Center for Cancer Research: Frontiers in Science
   

Obituary

Anita Roberts, PhD, a much-loved colleague and member of the NCI Intramural Community for 30 years, died peacefully at home Friday, May 26, 2006. With the rest of the world, we have always admired her work. But watching her battle with gastric cancer, we came to admire equally her grace and strength.

—Robert Wiltrout, PhD, Director, CCR

Anita B. Roberts, PhDAnita Roberts was a friend and colleague, an exemplary and always supportive mentor, and an impeccable scientist with an uncanny ability to balance her professional and personal lives. As aptly stated by Glenn Merlino, PhD, her successor as chief of the Laboratory of Cell Regulation and Carcinogenesis (LCRC), “Dr. Roberts established a sort of scientific universe in her lab that met not only intellectual needs, but was almost a family. All of her people, from postdoctoral fellows to PIs, knew they could come to her for anything. It was a very nurturing and incredibly productive environment.”

Dr. Roberts came to the NCI in 1976 and served as chief of the LCRC from 1995 to 2004. In 2003, Science Watch listed her among the 50 most-cited scientists during 1982 to 2002. Her 344 publications and 36,397 citations made her the third most-cited female researcher in the world and one of five NCI scientists listed among the top 50.

A graduate of Oberlin College, Dr. Roberts earned her PhD at the University of Wisconsin, was an NIH Postdoctoral Fellow at Harvard Medical School, and taught chemistry at Indiana University before coming to the NCI. Her work focused primarily on the cytokine, transforming growth factor-β (TGF-β). She collaborated for nearly 20 years with Michael Sporn, MD, formerly chief of NCI’s Laboratory of Chemoprevention. Together, they discovered and characterized TGF-β and established its role in autoimmune disease, fibrogenesis, carcinogenesis, and wound healing.

They found that TGF-β was among the proteins that control growth in epithelial and lymphoid cells, which are involved in most cancers. This cytokine normally sends a signal to the inside of the cell that tells it to stop growing. But the signal is mediated by Smads and, when altered, can cause cells to run wild—actually promoting carcinogenesis.
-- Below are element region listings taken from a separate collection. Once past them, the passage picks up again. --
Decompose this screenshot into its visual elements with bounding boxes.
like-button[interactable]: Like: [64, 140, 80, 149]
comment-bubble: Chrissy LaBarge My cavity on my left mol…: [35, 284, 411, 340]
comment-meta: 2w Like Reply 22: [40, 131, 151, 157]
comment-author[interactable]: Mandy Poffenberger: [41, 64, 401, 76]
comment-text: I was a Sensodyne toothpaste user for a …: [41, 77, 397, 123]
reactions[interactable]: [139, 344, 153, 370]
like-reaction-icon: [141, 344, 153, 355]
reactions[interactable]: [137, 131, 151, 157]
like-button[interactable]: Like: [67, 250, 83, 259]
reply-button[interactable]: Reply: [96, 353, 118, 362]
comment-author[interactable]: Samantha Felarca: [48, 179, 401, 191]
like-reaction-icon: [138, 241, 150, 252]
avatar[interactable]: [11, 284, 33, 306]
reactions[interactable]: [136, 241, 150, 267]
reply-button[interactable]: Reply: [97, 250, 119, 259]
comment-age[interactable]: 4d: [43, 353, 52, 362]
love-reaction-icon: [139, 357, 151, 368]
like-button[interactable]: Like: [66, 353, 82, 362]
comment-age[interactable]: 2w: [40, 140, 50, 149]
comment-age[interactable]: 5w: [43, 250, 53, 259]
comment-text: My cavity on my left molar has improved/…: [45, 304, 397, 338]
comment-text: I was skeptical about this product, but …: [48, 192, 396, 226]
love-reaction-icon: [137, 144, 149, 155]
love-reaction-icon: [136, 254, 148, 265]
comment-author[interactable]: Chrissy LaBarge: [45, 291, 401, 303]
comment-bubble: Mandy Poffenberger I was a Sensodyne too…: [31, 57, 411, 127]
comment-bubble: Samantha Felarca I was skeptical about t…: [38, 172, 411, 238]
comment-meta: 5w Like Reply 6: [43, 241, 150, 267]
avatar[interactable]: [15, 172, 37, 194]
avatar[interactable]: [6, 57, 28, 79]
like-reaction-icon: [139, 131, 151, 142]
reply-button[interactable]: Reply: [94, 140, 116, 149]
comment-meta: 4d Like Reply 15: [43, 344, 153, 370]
Some of the newest therapeutics, such as the breast cancer drug trastuzumab and the tumor inhibitor bevacizumab, are based on the work of Drs. Roberts and Sporn. Their collaboration was recognized when they received the 2005 Susan G. Komen Foundation Brinker Award for Distinguished Science. Dr. Roberts’ more recent work focused on piecing together the Smad puzzle.
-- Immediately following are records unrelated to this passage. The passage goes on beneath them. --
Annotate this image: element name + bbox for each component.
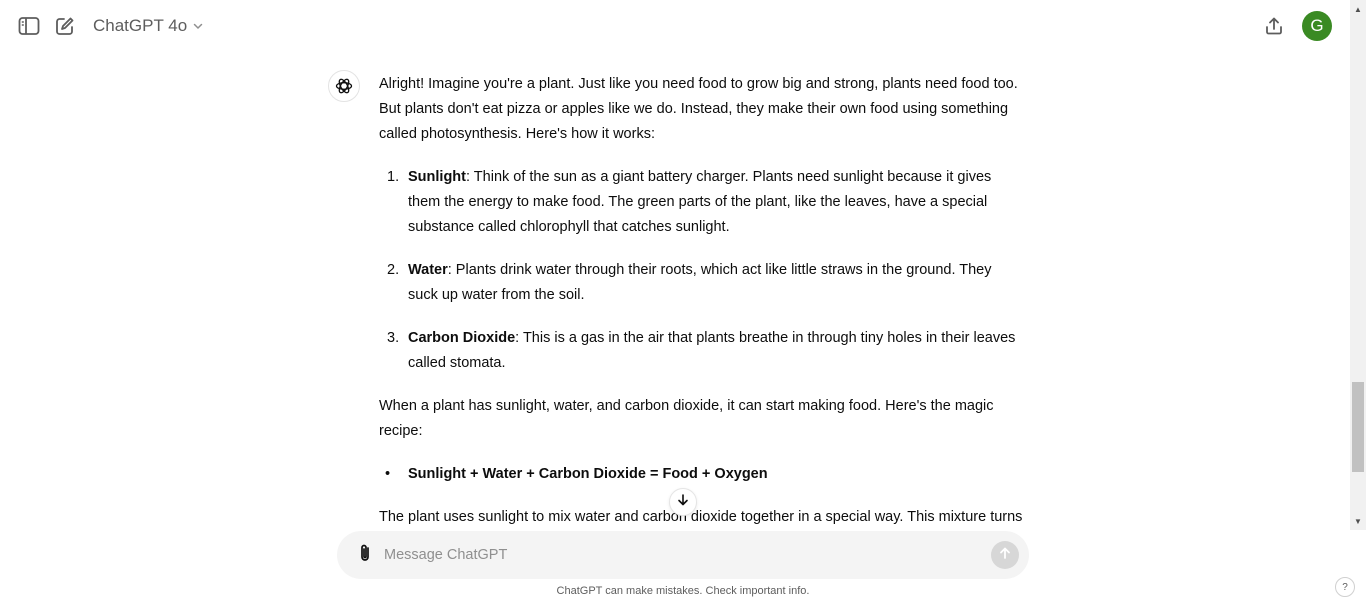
scroll-down-arrow-icon[interactable]: ▼ [1350, 514, 1366, 528]
scroll-up-arrow-icon[interactable]: ▲ [1350, 2, 1366, 16]
list-item: • Sunlight + Water + Carbon Dioxide = Fo… [379, 462, 1024, 487]
model-selector[interactable]: ChatGPT 4o [93, 14, 203, 38]
list-item-title: Carbon Dioxide [408, 330, 516, 346]
list-item-title: Sunlight [408, 169, 466, 185]
conversation-area[interactable]: Alright! Imagine you're a plant. Just li… [0, 52, 1350, 530]
list-item-title: Water [408, 262, 448, 278]
new-chat-icon[interactable] [53, 14, 77, 38]
list-number: 1. [387, 169, 400, 185]
chevron-down-icon [193, 16, 203, 36]
ingredients-list: 1. Sunlight: Think of the sun as a giant… [379, 165, 1024, 376]
arrow-down-icon [676, 493, 690, 512]
message-outro: The plant uses sunlight to mix water and… [379, 509, 1023, 525]
send-button[interactable] [991, 541, 1019, 569]
scrollbar-thumb[interactable] [1352, 382, 1364, 472]
avatar-letter: G [1310, 16, 1324, 35]
disclaimer-text: ChatGPT can make mistakes. Check importa… [556, 585, 810, 597]
send-arrow-icon [998, 546, 1012, 565]
assistant-message: Alright! Imagine you're a plant. Just li… [379, 72, 1024, 530]
list-number: 3. [387, 330, 400, 346]
scrollbar[interactable]: ▲ ▼ [1350, 0, 1366, 530]
model-name: ChatGPT 4o [93, 16, 188, 35]
message-input[interactable] [384, 543, 974, 567]
recipe-intro: When a plant has sunlight, water, and ca… [379, 398, 994, 439]
paperclip-icon [356, 543, 374, 568]
bullet-marker: • [385, 466, 391, 482]
scroll-to-bottom-button[interactable] [669, 488, 697, 516]
list-number: 2. [387, 262, 400, 278]
help-label: ? [1342, 581, 1348, 593]
list-item: 1. Sunlight: Think of the sun as a giant… [379, 165, 1024, 240]
list-item: 3. Carbon Dioxide: This is a gas in the … [379, 326, 1024, 376]
help-button[interactable]: ? [1335, 577, 1355, 597]
share-icon[interactable] [1262, 14, 1286, 38]
attach-button[interactable] [353, 543, 377, 567]
sidebar-toggle-icon[interactable] [17, 14, 41, 38]
top-bar: ChatGPT 4o G [0, 0, 1366, 52]
message-intro: Alright! Imagine you're a plant. Just li… [379, 76, 1018, 142]
message-composer [337, 531, 1029, 579]
list-item: 2. Water: Plants drink water through the… [379, 258, 1024, 308]
recipe-formula: Sunlight + Water + Carbon Dioxide = Food… [408, 466, 768, 482]
user-avatar[interactable]: G [1302, 11, 1332, 41]
list-item-text: : Plants drink water through their roots… [408, 262, 992, 303]
openai-logo-icon [328, 70, 360, 102]
list-item-text: : Think of the sun as a giant battery ch… [408, 169, 992, 235]
recipe-list: • Sunlight + Water + Carbon Dioxide = Fo… [379, 462, 1024, 487]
Dr. Roberts’ many other awards and honors include:

2005

  • Elected to the American Academy of Arts and Sciences.
  • Awarded the Leopold Griffuel Prize by the French Association for Cancer Research.
  • Winner of the Federation of American Societies for Experimental Biology (FASEB) Excellence in Science Award

2004

  • Winner of the NIH Mentoring Award.

2001

  • Winner of the NIH Merit Award.

Additionally, she served on numerous editorial boards and was past president of the Wound Healing Society.

In March 2004, Dr. Roberts was diagnosed with aggressive stage IV gastric cancer. Suddenly, she was not only a cancer researcher; she was also a cancer patient. Faced with the emotional pain of a poor prognosis and the physical difficulties of chemotherapy, she lived her motto: “Take one day at a time and get the most out of it!” She made her disease more understandable to her grandchildren by creating a blog, which ultimately became a way for her to organize her thoughts and communicate her progress to family, friends, colleagues, and supporters everywhere. She found solace in and wrote about doing the things she loved: visiting her family; spending time with her husband, Bob, at their beach house in Bethany, Delaware; and gardening. “Happiness is having more dirt under your fingernails,” one blog entry reads. Despite the physical discomforts of the disease and the aggressive therapy, Dr. Roberts also continued her work. As Dr. Merlino put it, “For the last two years, Anita has had to live with the knowledge that her disease was likely fatal. Yet, her productivity did not diminish. She was in the lab nearly every day. She didn’t just go to big meetings and take part in them, she organized them. And she continued to take care of everybody in the lab, her science family.”

Dr. Roberts leaves behind her husband, Robert E. Roberts, two sons, five grandchildren, and a sister. She also leaves a strong legacy at the NCI and to the science of medicine: Her work has already inspired much ongoing research and new treatment options. Her colleagues have all been touched by her unique gifts, and the clarity of her vision remains. As she told Cancer Research (Spring 2006), “Research takes a long, long time.… As basic scientists, we’re all driven by our excitement in finding answers. We hope it ends up as something that becomes therapy. But that doesn’t happen unless you have a basic understanding of the process. And that’s what my work is all about.”